Science >> Wetenschap >  >> Chemie

Onderzoek toont aan dat 3D-covalente organische raamwerken kunnen worden afgestemd met behulp van structurele isomeren

Figuur 1. 3D-COF's die raamwerkisomerie vertonen die in dit werk is ontdekt. (a) Schematische weergave van de vorming van iminebindingen. (b) De in dit werk gekozen bouwsteenmoleculen (R:polyethyleenglycolketen) en de constructie van een uitgebreid netwerk door vorming van iminebindingen door polycondensatie van de moleculen. (c) Optische microfoto's van TK-COF-1, TK-COF-2 en TK-COF-3, voor het eerst gekweekt in dit onderzoek. Credit:Journaal van de American Chemical Society (2024). DOI:10.1021/jacs.3c13863

Poreuze vaste stoffen zijn overvloedig aanwezig in de wereld. Voorbeelden zijn onder meer actieve kool, zeoliet en metaal-organische raamwerken (MOF's). Vaste elektrolyten in batterijen van de volgende generatie hebben ionenmigratiekanalen en zijn daarom in brede zin poreuze vaste stoffen. Omdat de eigenschappen van poreuze vaste stoffen worden bepaald door de poriegrootte, de manier waarop de poriën intern zijn verbonden en de chemische aard van de poriewanden, is het bereiken van een hoge mate van vrijheid bij het ontwerpen van deze eigenschappen cruciaal.
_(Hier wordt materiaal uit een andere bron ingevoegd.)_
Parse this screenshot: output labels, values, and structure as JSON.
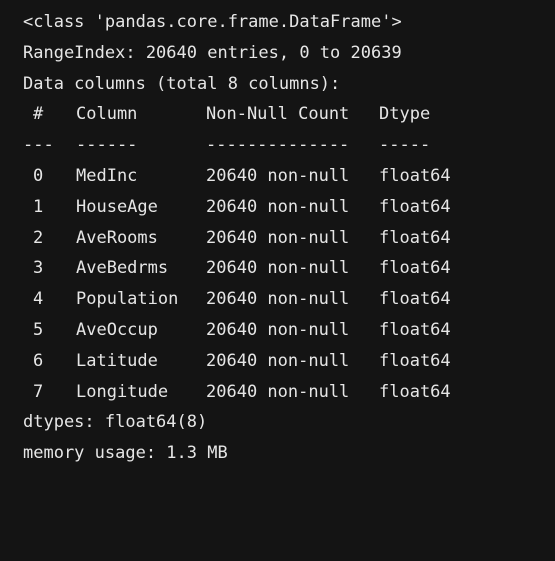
{
  "info": {
    "class_line": "<class 'pandas.core.frame.DataFrame'>",
    "range_index": "RangeIndex: 20640 entries, 0 to 20639",
    "data_columns": "Data columns (total 8 columns):",
    "header": {
      "num": "#",
      "column": "Column",
      "count": "Non-Null Count",
      "dtype": "Dtype"
    },
    "separator": {
      "num": "---",
      "column": "------",
      "count": "--------------",
      "dtype": "-----"
    },
    "rows": [
      {
        "num": "0",
        "column": "MedInc",
        "count": "20640 non-null",
        "dtype": "float64"
      },
      {
        "num": "1",
        "column": "HouseAge",
        "count": "20640 non-null",
        "dtype": "float64"
      },
      {
        "num": "2",
        "column": "AveRooms",
        "count": "20640 non-null",
        "dtype": "float64"
      },
      {
        "num": "3",
        "column": "AveBedrms",
        "count": "20640 non-null",
        "dtype": "float64"
      },
      {
        "num": "4",
        "column": "Population",
        "count": "20640 non-null",
        "dtype": "float64"
      },
      {
        "num": "5",
        "column": "AveOccup",
        "count": "20640 non-null",
        "dtype": "float64"
      },
      {
        "num": "6",
        "column": "Latitude",
        "count": "20640 non-null",
        "dtype": "float64"
      },
      {
        "num": "7",
        "column": "Longitude",
        "count": "20640 non-null",
        "dtype": "float64"
      }
    ],
    "dtypes": "dtypes: float64(8)",
    "memory": "memory usage: 1.3 MB"
  }
}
Als een nieuwe klasse van nanoporeuze vaste stoffen worden covalente organische raamwerken (COF's) gevormd door het covalent en herhaaldelijk condenseren van bouwsteenmoleculen. COF's zijn onlangs uitgebreid bestudeerd omdat ze een hoge ontwerpvrijheid bieden in termen van functie en microscopische geometrieën in de materialen, evenals de hoge thermische stabiliteit die gewenst is voor toepassingen.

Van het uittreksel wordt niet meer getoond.